But while general opposition is clear, the effect this opposition will have on Israeli domestic politics is not. The Yisrael Beiteinu party has gotten exactly what it wanted from debate over the bill, but will likely demand more in the future. Kadima was split on the bill, and this disagreement has now exacerbated internal divisions within the party.
Despite some ambiguity, the biggest impact of the bill appears to be that it re-engages the Prime Minister on the settlements. The bill treats settlements as legally equivalent to Israel "proper." Also, the majority of Israeli BDS movements are focused on Israeli companies operating from the West Bank. Settlements continue to be the litmus test of where Netanyahu is aligned at any given moment. In 2008, Prime Minister Netanyahu fought the US on the issue of settlements in alignment with Yisrael Beiteinu. In 2009, he shifted and approved a partial settlement freeze to curb the degradation of ties with the US. In May, the Prime Minister took issue with President Obama's rhetoric on the "indefensible 1967 lines," an indirect show of support for settlements.
Unfortunately for the Prime Minister, settlements are about to become a hot issue on multiple fronts. The Palestinian statehood bid in September will undoubtedly invoke UN Resolution 242, which calls for a withdrawal from "territories occupied during the 1967 war." A poll out today identifies lack of progress on the Israeli-Palestinian conflict as a cause of Arab disapproval of the US, putting pressure on the Obama administration to create progress. Settlements may very well be involved in US initiatives on this front. Finally, the Quartet's vitality has also been called into question for failing to even come up with a joint statement on the conflict after a long dinner meeting at the State Department. Settlements are highly likely to play a role in future quartet discussions.
While the traditional American Jewish leadership will not call out the Prime Minister on settlements, their alienation over the anti-boycott bill is a matter of concern for Israelis. A Prime Minister who alienates the US and the US Jewish community will lose popularity for doing so. Netanyahu will have to provide assurances to the diaspora, even if these assurances are under the table, that he will defend basic civil rights in Israel.

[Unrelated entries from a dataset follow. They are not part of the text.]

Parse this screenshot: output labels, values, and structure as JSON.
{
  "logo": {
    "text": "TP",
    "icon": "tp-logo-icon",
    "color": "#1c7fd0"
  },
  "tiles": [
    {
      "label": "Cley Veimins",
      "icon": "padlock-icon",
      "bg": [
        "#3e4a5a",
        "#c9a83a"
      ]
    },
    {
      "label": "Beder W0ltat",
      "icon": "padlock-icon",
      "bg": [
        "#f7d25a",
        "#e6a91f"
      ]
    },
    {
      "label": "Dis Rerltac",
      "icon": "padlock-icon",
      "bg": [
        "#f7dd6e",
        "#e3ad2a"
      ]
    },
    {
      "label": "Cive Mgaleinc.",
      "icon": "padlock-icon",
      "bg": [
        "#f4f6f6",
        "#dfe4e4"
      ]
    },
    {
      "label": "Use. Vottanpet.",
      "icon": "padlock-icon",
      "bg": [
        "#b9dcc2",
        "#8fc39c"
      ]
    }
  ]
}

On its own, the anti-boycott bill is not likely to lead to new elections. Kadima is too divided to call a vote of no-confidence and Yisrael Beiteinu is too satisfied to quit the coalition. However, the return of settlements as a key issue puts the Prime Minister in a difficult position. He will be balancing between an Israeli public ambivalent about settlements, a far-right coalition whose constituency is based in settlements, and a US government with a UNSC veto and experience from 2008 in dealing with the settlement issue. While the Prime Minister is not to be underestimated, the anti-boycott bill narrows significantly his margin of error.